Société
La population de Kinshasa, capitale de la République démocratique du Congo, ne cesse de déplorer intensification de ce phénomène dit “Kuluna” regroupant quasiment les jeunes gens désœuvrés, armés de toutes sortes d’instruments et objets tranchants tels que couteaux, machettes, armes à feu, bâtons, lames, etc. et opérant aux heures tardives à des lieux stratégiquement isolés.
Les Kinois saluent ainsi les initiatives du Chef de l’Etat Joseph Kabila Kabange sur la modernisation du pays et félicitent en cela tous les efforts consentis par le Gouvernement Matata Ponyo sur la réalisation des 5 chantiers, spécialement dans le réaménagement et la réhabilitation de la voirie et certains coins de la ville, ainsi que l’installation de l’éclairage public, le renforcement les éléments de la police sur toute l’étendue de la capitale,… afin de mettre fin à cette terreur.
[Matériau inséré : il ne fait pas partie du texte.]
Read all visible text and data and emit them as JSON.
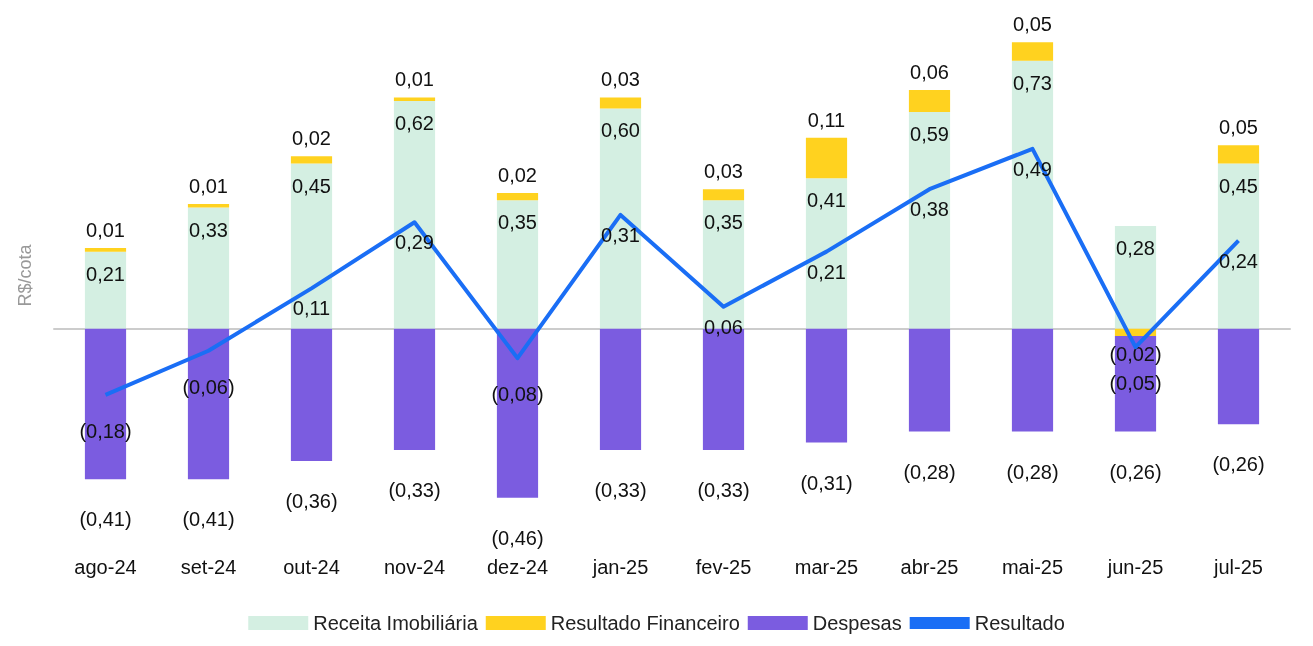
{
  "chart_data": {
    "type": "bar",
    "stacked": true,
    "ylabel": "R$/cota",
    "legend": "bottom",
    "grid": false,
    "marker": "none",
    "categories": [
      "ago-24",
      "set-24",
      "out-24",
      "nov-24",
      "dez-24",
      "jan-25",
      "fev-25",
      "mar-25",
      "abr-25",
      "mai-25",
      "jun-25",
      "jul-25"
    ],
    "series": [
      {
        "name": "Receita Imobiliária",
        "color": "#d4efe2",
        "values": [
          0.21,
          0.33,
          0.45,
          0.62,
          0.35,
          0.6,
          0.35,
          0.41,
          0.59,
          0.73,
          0.28,
          0.45
        ],
        "value_labels": [
          "0,21",
          "0,33",
          "0,45",
          "0,62",
          "0,35",
          "0,60",
          "0,35",
          "0,41",
          "0,59",
          "0,73",
          "0,28",
          "0,45"
        ]
      },
      {
        "name": "Resultado Financeiro",
        "color": "#ffd21f",
        "values": [
          0.01,
          0.01,
          0.02,
          0.01,
          0.02,
          0.03,
          0.03,
          0.11,
          0.06,
          0.05,
          -0.02,
          0.05
        ],
        "value_labels": [
          "0,01",
          "0,01",
          "0,02",
          "0,01",
          "0,02",
          "0,03",
          "0,03",
          "0,11",
          "0,06",
          "0,05",
          "(0,02)",
          "0,05"
        ]
      },
      {
        "name": "Despesas",
        "color": "#7b5ce0",
        "values": [
          -0.41,
          -0.41,
          -0.36,
          -0.33,
          -0.46,
          -0.33,
          -0.33,
          -0.31,
          -0.28,
          -0.28,
          -0.26,
          -0.26
        ],
        "value_labels": [
          "(0,41)",
          "(0,41)",
          "(0,36)",
          "(0,33)",
          "(0,46)",
          "(0,33)",
          "(0,33)",
          "(0,31)",
          "(0,28)",
          "(0,28)",
          "(0,26)",
          "(0,26)"
        ]
      },
      {
        "name": "Resultado",
        "type": "line",
        "color": "#1a6ef5",
        "values": [
          -0.18,
          -0.06,
          0.11,
          0.29,
          -0.08,
          0.31,
          0.06,
          0.21,
          0.38,
          0.49,
          -0.05,
          0.24
        ],
        "value_labels": [
          "(0,18)",
          "(0,06)",
          "0,11",
          "0,29",
          "(0,08)",
          "0,31",
          "0,06",
          "0,21",
          "0,38",
          "0,49",
          "(0,05)",
          "0,24"
        ]
      }
    ]
  }
}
Mais hélas, certains pensent que l’on se met à comprendre et à condamner les ennemis du gouvernement ainsi que du peuple congolais alors que certaines personnalités influentes du pays se cachent bien derrière les kulunas pour régler leurs comptes à leurs cibles. Les kulunas sont récompensés par ces dernières d’une manière discrète, au moyen des sommes colossales de sorte à mettre fin à la vie de paisibles citoyens, activistes de droits de l’homme, témoins voire des autorités militaires. Ils opèrent des cas de viols aux jeunes filles et femmes ; ce qui est encore plus grave : ils vont jusqu’au point de menacer, enlever ou assassiner carrément les journalistes.
Ce phénomène kuluna joue aujourd’hui le rôle principal pour faire taire la presse congolaise, et on en compte actuellement un grand nombre de journalistes disparus après avoir été agressés par ceux-ci. Le confrère Gaby Mass du desk sport de l’Avenir en est la dernière illustration en date.
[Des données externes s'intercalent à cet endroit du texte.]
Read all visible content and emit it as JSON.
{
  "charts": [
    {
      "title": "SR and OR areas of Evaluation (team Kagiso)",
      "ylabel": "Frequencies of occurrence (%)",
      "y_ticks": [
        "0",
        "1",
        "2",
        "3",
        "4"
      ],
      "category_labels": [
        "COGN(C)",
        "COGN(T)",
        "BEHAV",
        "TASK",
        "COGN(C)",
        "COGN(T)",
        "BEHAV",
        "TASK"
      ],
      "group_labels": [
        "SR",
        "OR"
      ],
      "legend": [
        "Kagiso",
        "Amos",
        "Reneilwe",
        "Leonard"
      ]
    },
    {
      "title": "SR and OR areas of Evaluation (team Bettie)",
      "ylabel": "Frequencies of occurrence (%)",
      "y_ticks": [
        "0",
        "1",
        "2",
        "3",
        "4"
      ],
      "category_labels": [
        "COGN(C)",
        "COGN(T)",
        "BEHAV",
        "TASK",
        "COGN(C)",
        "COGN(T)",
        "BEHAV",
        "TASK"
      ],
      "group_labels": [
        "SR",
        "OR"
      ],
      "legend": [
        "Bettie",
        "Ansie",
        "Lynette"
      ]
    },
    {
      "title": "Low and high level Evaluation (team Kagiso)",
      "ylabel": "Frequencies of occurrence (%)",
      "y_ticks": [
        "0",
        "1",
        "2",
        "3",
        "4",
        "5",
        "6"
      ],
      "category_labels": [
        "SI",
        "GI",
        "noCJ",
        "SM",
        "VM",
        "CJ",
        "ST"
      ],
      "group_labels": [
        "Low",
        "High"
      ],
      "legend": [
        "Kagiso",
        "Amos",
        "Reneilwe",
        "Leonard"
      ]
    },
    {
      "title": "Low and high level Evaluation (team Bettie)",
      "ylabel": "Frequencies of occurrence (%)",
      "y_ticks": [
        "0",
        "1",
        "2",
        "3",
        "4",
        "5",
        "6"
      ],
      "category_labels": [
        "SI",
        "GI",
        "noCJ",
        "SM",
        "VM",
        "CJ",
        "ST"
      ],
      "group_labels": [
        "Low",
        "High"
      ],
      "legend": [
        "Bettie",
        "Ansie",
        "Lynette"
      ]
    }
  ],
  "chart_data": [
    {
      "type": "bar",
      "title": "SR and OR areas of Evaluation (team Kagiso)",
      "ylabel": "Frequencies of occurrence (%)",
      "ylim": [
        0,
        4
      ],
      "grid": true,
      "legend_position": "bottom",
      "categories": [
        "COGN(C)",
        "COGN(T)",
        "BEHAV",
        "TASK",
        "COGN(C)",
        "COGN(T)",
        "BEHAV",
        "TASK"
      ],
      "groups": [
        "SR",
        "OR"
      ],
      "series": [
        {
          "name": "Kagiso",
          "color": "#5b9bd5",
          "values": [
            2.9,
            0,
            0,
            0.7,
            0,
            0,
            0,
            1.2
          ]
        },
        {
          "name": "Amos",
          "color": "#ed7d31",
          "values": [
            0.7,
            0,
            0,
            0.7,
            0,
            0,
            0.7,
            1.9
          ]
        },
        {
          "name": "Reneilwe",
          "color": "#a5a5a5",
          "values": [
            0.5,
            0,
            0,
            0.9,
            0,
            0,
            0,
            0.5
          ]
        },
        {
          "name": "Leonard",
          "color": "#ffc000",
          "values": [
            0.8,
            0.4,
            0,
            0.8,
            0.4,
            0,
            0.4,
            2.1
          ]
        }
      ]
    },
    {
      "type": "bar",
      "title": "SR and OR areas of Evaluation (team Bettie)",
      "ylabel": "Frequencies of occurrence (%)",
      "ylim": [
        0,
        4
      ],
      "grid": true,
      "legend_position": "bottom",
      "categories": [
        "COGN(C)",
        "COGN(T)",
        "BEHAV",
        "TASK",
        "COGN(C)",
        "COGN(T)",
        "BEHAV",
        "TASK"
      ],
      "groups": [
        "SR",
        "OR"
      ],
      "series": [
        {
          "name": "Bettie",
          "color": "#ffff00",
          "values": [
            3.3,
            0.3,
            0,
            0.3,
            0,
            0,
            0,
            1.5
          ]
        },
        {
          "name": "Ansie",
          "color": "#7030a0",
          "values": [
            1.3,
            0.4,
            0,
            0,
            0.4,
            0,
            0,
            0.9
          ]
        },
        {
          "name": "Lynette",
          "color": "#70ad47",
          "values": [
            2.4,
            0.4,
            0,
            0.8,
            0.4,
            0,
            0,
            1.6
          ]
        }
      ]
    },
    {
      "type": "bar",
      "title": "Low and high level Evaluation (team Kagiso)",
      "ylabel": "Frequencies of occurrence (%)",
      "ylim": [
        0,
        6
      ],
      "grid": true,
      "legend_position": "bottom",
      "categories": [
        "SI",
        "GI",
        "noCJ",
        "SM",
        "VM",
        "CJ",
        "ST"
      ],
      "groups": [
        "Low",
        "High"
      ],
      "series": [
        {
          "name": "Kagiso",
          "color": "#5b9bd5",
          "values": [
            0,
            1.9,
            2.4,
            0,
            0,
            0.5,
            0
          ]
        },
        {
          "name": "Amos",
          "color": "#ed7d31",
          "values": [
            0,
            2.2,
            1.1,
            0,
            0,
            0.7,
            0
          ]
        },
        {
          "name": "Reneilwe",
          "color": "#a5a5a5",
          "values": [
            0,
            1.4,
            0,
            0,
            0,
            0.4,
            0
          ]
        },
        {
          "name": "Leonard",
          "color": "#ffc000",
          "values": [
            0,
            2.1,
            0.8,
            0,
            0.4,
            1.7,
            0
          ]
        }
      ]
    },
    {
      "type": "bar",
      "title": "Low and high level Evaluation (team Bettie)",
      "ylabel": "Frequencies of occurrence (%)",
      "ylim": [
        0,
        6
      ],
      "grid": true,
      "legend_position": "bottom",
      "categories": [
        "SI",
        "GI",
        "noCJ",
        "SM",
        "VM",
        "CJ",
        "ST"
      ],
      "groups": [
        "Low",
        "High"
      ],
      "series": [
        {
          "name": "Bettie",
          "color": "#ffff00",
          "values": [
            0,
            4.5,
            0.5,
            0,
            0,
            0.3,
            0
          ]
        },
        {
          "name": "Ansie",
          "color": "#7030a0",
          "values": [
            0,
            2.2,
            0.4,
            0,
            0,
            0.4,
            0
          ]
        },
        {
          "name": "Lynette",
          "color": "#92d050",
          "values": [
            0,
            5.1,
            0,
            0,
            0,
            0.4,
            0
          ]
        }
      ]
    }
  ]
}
L’on peut en outre citer le cas des journalistes de la Radio Okapi avertis de menace de mort en septembre 2011 (source de la RFI), l’agression farouche de M. Joseph Luwo, correcteur au Journal officiel de la Rdc en avril 2012, la mort de Tatiana Kahashi journaliste tuée en février 2013 et de Guylain Chandjaro journaliste de Bunia tué en mai 2013 (reporters sans frontières).
A cela l’on ajoutera, depuis octobre 2013, Didier Makelele di Muntu, ancien journaliste de la chaîne Nzondo TV du pasteur Denis Lessie doublé de Traducteur au Journal officiel. Selon les dires, cette situation est intervenue après plusieurs attaques démesurées. L’homme n’avait d’autres choix que de disparaître dans la nature, laissant ainsi sa femme, ses enfants ainsi que toute sa famille en danger perpétuel.
Pourtant, la sécurité est parmi les grands facteurs du développement d’un pays. A l’autorité urbaine de bien tenir en compte ce facteur car l’on ne cessera de compter des morts chaque quatre matins, tant que les vrais commanditaires, ceux qui se cachent derrière les kulunas ne sont pas démasqués. Et en cas d’un coup de filet réussi, que la justice joue pleinement son rôle sans qu’elle ne soit taxée de sarcasme en République démocratique du Congo.